Posts Tagged ‘H1N1’

H1N1: Human Non-Human Network Ecology

Monday, April 27th, 2009

H1N1: Human NonHuman Network Ecology

H1N1 is a subtype of the species affluenza 21K virus. The “H” refers to humanity’s precarious position as a stable keystone species on Spaceship Earth, and the “N” refers to the network of non-human actors who have, up to now, supported our unsustainable lifestyle.

H1N1 has mutated into various strains including American EcoExceptionalism, Mildly Dystopic British Nanny state, and Full-On Fascism (largely extinct in the wild) and various strains found in the brains of most humans sleepwalking their way towards the singularity, ignoring our interdependence on other nation states, and the state of non-human actors.

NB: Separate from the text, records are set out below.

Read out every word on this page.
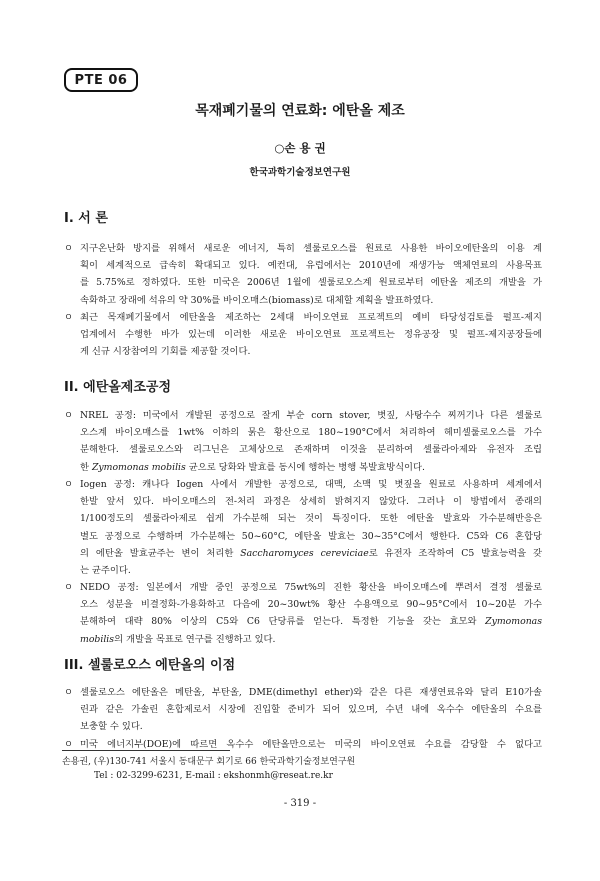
PTE 06
목재폐기물의 연료화: 에탄올 제조
○손 용 권
한국과학기술정보연구원
I. 서 론
ㅇ 지구온난화 방지를 위해서 새로운 에너지, 특히 셀룰로오스를 원료로 사용한 바이오에탄올의 이용 계
획이 세계적으로 급속히 확대되고 있다. 예컨대, 유럽에서는 2010년에 재생가능 액체연료의 사용목표
를 5.75%로 정하였다. 또한 미국은 2006년 1월에 셀룰로오스계 원료로부터 에탄올 제조의 개발을 가
속화하고 장래에 석유의 약 30%를 바이오매스(biomass)로 대체할 계획을 발표하였다.
ㅇ 최근 목재폐기물에서 에탄올을 제조하는 2세대 바이오연료 프로젝트의 예비 타당성검토를 펄프-제지
업계에서 수행한 바가 있는데 이러한 새로운 바이오연료 프로젝트는 정유공장 및 펄프-제지공장들에
게 신규 시장참여의 기회를 제공할 것이다.
II. 에탄올제조공정
ㅇ NREL 공정: 미국에서 개발된 공정으로 잘게 부순 corn stover, 볏짚, 사탕수수 찌꺼기나 다른 셀룰로
오스계 바이오매스를 1wt% 이하의 묽은 황산으로 180~190°C에서 처리하여 헤미셀룰로오스를 가수
분해한다. 셀룰로오스와 리그닌은 고체상으로 존재하며 이것을 분리하여 셀룰라아제와 유전자 조립
한 Zymomonas mobilis 균으로 당화와 발효를 동시에 행하는 병행 복발효방식이다.
ㅇ Iogen 공정: 캐나다 Iogen 사에서 개발한 공정으로, 대맥, 소맥 및 볏짚을 원료로 사용하며 세계에서
한발 앞서 있다. 바이오매스의 전-처리 과정은 상세히 밝혀지지 않았다. 그러나 이 방법에서 종래의
1/100정도의 셀룰라아제로 쉽게 가수분해 되는 것이 특징이다. 또한 에탄올 발효와 가수분해반응은
별도 공정으로 수행하며 가수분해는 50~60°C, 에탄올 발효는 30~35°C에서 행한다. C5와 C6 혼합당
의 에탄올 발효균주는 변이 처리한 Saccharomyces cereviciae로 유전자 조작하여 C5 발효능력을 갖
는 균주이다.
ㅇ NEDO 공정: 일본에서 개발 중인 공정으로 75wt%의 진한 황산을 바이오매스에 뿌려서 결정 셀룰로
오스 성분을 비결정화-가용화하고 다음에 20~30wt% 황산 수용액으로 90~95°C에서 10~20분 가수
분해하여 대략 80% 이상의 C5와 C6 단당류를 얻는다. 특정한 기능을 갖는 효모와 Zymomonas
mobilis의 개발을 목표로 연구를 진행하고 있다.
III. 셀룰로오스 에탄올의 이점
ㅇ 셀룰로오스 에탄올은 메탄올, 부탄올, DME(dimethyl ether)와 같은 다른 재생연료유와 달리 E10가솔
린과 같은 가솔린 혼합제로서 시장에 진입할 준비가 되어 있으며, 수년 내에 옥수수 에탄올의 수요를
보충할 수 있다.
ㅇ 미국 에너지부(DOE)에 따르면 옥수수 에탄올만으로는 미국의 바이오연료 수요를 감당할 수 없다고
손용권, (우)130-741 서울시 동대문구 회기로 66 한국과학기술정보연구원
Tel : 02-3299-6231, E-mail : ekshonmh@reseat.re.kr
- 319 -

A variant of H1N1 was responsible for the Easter Island collapse, the maladapted Greenland Norse, and the Polynesians of Pitcarian island’s impermanence.  Low pathogenic H1N1 still exist in the wild today, causing roughly half of all unsustainable lifestyles.  However, when the Bretton Woods institutions became operational in 1945, H1N1 became a normalized mental virus, and unmeasured flows of capital sloshed around the globe, creating non-linear effects with indeterminate fitness functions and selection mechanisms.

These changes in monetary policy spread into the realm of the non-material, and vectoral intellectual property regimes continue to try to hoard seeds, cures, and standards for the most powerful actors, damaging the prospects of a full return to health for the planet. In 2006 it was noticed by the President that the United States was addicted to oil, and this was identified as one of the major avoidable health risks that was exacerbating the spread of the virus.  So far, little has been done in the area of alternative energy, and zero emmision living, to bring the system back to balance.